Altruistic motivation occurs when you help someone with no expectation of reward. Dawn will, at times, without any expectation of reciprocity, help Steve with his patients’ dressing changes. If Steve helps another nurse, it is often with the caveat, “OK, but you’ll owe me.” Steve’s view of nursing is mostly extrinsic. It’s a job that consists of technical tasks to be completed in a certain period of time on an assigned number of people in exchange for a paycheck and benefits. Most of Steve’s goals are to benefit Steve, such as getting his lunch on time and limiting his workload to “his” patients.

Both Steve and Dawn do their jobs well enough to stay employed.

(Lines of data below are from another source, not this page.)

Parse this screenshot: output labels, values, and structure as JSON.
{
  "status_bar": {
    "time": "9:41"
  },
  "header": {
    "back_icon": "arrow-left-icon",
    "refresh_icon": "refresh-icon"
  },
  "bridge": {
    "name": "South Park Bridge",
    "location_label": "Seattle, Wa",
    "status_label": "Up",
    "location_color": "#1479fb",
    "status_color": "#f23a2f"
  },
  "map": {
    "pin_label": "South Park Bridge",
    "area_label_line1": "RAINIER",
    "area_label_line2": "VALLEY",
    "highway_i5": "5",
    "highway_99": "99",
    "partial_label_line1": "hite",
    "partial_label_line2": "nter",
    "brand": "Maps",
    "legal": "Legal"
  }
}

Everyone is different with regard to experiences and motivations. It is hard to say if one’s motivation is right or wrong, so long as required tasks are performed. But I ask you, with whom would you rather work—Steve or Dawn? Which nurse would you prefer if you were a patient?

Nursing provides many extrinsic benefits, including a good salary, healthcare benefits, awards, and status. There is nothing wrong with pursuing them. We like and expect something of value—whether money or praise—for our work. But I’d bet the vast majority of nurses who are Sigma members have achieved what they have because they are intrinsically and altruistically motivated—because they love nursing, learning new things, and helping others. They experience satisfaction knowing they are doing what it takes to be the best nurse they can be as they and their colleagues pursue global nursing excellence. Me? My goal is to be the Michael Jordan of psychiatric nursing!

Yes, nurses become burned out and go through the motions at times. A good way to get back on track is to reflect on why you chose to become a nurse in the first place. Incentive theory suggests that engaging in activity that provides positive reinforcement is motivational. As a preceptor, look into the faces of newly graduated nurses who show pride in acquiring the knowledge you just shared with them. Their response lets you know you’ve met their intrinsic need to learn more as they pursue becoming the best nurses they can be, and it serves as positive reinforcement for you—extrinsic motivation—to keep on doing it.

Michael C. LaFerney, PhD, RN, PMHCNS-BC, is a psychiatric clinical nurse specialist at Arbour SeniorCare in Haverhill, Massachusetts, USA.